Adding a new database#

From time to time, you may need to add a new database to the internal PostgreSQL instance.

Before you do, ask yourself how valuable the data is. The internal PostgreSQL service is not intended to be highly available or extremely reliable. It’s designed for persistent storage for low-value data such as the JupyterHub session database, where the worst thing that happens after data loss is that users lose running sessions and may have to reauthenticate.

Assuming that the internal PostgreSQL is indeed the right choice for your needs, there are several steps.

Decide on a database name#

The service requires a database name, a username, and a password. Usually the database name and user should be identical and should match the application that will consume the database (for example, gafaelfawr or exposurelog). We will use exposurelog as the model for the remainder of this document.

Add the database to the deployment#

Go to the /services/postgres/templates directory and edit deployment.yaml to add an entry for the new database. You should copy an existing entry to get the syntax correct, and then change the names. The result should look like this:

{{- with .Values.exposurelog_db }}
- name: VRO_DB_EXPOSURELOG_USER
  value: {{ .user }}
- name: VRO_DB_EXPOSURELOG_DB
  value: {{ .db }}
- name: VRO_DB_EXPOSURELOG_PASSWORD
  valueFrom:
    secretKeyRef:
      name: "postgres"
      key: "exposurelog_password"
{{- end }}

Add the database to Phalanx installer#

Add a password entry to Phalanx’s installer, so the next time a new cluster is deployed or an extant cluster is redeployed, the password will be created. This belongs in installer/generate_secrets.py in the _postgres() method.

Typically, we use passwords that are ASCII representations of random 32-byte hexadecimal sequences. The passwords for all the non-root PostgreSQL users already look like that, so copying an existing line and changing the name to reflect your application is usually correct:

/installer/generate_secrets.py#
self._set_generated("postgres", "exposurelog_password", secrets.token_hex(32))

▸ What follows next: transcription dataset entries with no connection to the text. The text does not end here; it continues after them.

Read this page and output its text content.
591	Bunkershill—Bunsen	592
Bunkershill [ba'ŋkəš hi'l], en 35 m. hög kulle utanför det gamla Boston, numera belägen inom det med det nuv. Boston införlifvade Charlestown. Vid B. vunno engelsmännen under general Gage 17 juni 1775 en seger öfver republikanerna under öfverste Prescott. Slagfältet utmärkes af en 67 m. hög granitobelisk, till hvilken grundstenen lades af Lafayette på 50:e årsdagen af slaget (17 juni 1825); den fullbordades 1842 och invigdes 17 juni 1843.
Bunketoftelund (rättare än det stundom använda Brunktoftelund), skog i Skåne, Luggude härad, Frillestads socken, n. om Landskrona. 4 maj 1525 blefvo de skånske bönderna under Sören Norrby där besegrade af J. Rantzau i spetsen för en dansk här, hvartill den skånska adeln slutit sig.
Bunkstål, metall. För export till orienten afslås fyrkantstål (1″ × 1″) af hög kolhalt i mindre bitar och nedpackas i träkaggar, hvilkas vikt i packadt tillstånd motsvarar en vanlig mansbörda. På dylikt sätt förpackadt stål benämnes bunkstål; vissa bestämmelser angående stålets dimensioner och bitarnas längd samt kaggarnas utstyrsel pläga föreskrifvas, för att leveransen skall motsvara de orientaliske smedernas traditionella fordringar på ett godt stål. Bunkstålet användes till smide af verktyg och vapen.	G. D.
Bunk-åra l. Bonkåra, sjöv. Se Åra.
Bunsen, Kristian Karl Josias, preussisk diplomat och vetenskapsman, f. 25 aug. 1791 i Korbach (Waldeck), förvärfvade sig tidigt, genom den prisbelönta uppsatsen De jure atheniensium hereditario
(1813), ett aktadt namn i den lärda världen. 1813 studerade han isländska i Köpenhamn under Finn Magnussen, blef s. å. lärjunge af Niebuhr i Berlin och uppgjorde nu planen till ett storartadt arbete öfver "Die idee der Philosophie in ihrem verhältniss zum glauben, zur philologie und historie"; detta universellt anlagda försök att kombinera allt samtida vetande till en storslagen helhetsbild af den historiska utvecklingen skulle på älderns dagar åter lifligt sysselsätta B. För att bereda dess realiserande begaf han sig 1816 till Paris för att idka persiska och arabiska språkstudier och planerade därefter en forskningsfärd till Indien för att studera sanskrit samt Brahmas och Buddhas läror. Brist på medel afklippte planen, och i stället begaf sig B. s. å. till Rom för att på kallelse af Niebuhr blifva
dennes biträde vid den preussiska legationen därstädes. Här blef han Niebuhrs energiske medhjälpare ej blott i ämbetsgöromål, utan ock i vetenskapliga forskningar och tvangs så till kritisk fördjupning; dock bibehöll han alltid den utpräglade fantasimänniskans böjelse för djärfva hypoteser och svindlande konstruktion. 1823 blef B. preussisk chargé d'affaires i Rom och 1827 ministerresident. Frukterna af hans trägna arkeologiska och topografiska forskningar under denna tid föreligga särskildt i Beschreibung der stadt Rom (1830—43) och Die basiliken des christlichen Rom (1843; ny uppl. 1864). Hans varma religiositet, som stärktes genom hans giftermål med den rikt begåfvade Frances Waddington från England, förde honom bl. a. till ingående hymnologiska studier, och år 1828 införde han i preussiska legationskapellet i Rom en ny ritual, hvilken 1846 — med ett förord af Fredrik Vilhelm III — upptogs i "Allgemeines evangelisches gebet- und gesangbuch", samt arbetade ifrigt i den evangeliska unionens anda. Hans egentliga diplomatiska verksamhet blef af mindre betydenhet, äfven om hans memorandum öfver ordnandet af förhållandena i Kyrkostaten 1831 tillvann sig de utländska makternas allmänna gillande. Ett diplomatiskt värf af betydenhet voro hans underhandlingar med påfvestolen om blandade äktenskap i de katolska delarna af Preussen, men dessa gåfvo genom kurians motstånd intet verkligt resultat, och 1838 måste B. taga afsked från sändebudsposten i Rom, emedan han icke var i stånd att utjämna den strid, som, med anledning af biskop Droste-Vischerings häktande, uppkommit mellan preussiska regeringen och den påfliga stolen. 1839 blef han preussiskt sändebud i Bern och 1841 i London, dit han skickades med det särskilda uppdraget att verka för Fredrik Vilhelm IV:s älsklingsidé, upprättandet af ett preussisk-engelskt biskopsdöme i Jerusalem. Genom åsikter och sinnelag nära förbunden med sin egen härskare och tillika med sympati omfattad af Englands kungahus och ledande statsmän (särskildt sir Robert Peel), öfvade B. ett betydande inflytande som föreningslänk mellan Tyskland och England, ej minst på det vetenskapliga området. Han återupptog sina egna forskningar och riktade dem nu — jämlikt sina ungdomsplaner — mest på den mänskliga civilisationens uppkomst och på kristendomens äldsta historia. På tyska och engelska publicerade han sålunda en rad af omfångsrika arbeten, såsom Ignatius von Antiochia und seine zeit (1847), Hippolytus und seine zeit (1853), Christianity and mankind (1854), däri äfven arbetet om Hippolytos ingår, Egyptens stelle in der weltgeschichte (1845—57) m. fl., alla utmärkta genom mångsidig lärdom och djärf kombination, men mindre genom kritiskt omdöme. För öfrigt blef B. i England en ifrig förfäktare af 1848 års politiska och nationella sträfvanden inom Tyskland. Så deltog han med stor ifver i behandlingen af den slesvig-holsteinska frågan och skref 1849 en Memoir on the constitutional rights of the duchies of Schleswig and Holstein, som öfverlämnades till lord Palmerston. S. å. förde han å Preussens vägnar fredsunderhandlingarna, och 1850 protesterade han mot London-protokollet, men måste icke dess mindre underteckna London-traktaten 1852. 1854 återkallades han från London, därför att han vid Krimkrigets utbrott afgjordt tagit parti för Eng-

Finally, edit the postgres values-<environment>.yaml files for the environments that need this database and add a section for your new database with appropriate user and db entries:

/services/postgres/values-<environment>.yaml#
exposurelog_db:
  user: "exposurelog"
  db: "exposurelog"

Now start the PR and review process.

Manually add the secret to Vault#

Since you have already added generation of the password to the installer, you could just generate new secrets for each environment and push them into Vault. That, however, would require that you restart everything with randomly-generated passwords, and that’s a fairly disruptive operation, so you probably are better off manually injecting just your new password.

  1. Consult 1Password and retrieve the appropriate vault write token for the instance you’re working with from vault_keys.json.

  2. Set up your environment:

    export VAULT_ADDR=vault.lsst.codes
    export VAULT_TOKEN=<retrieved-token>
    
  3. Generate and store a new random password:

    vault kv patch secret/k8s_operator/<instance>/postgres \
        <database-name>_password=$(openssl rand -hex 32)
    
  4. Delete the postgres Secret from the postgres namespace to force Vault Secrets Operator to recreate it.

  5. Repeat for each environment where you need the new database.

Restart with new values#

Now it’s finally time to synchronize PostgreSQL in each environment. All you should need to do is sync the application in Argo CD.

This will cause a brief service interruption in the cluster while the deployment is recreated with additional environment variables and PostgreSQL restarts. You may therefore want to wait for a maintenance window.

Once PostgreSQL restarts, the new database will be present, with the user and password set. At that point it is ready for use by your new application.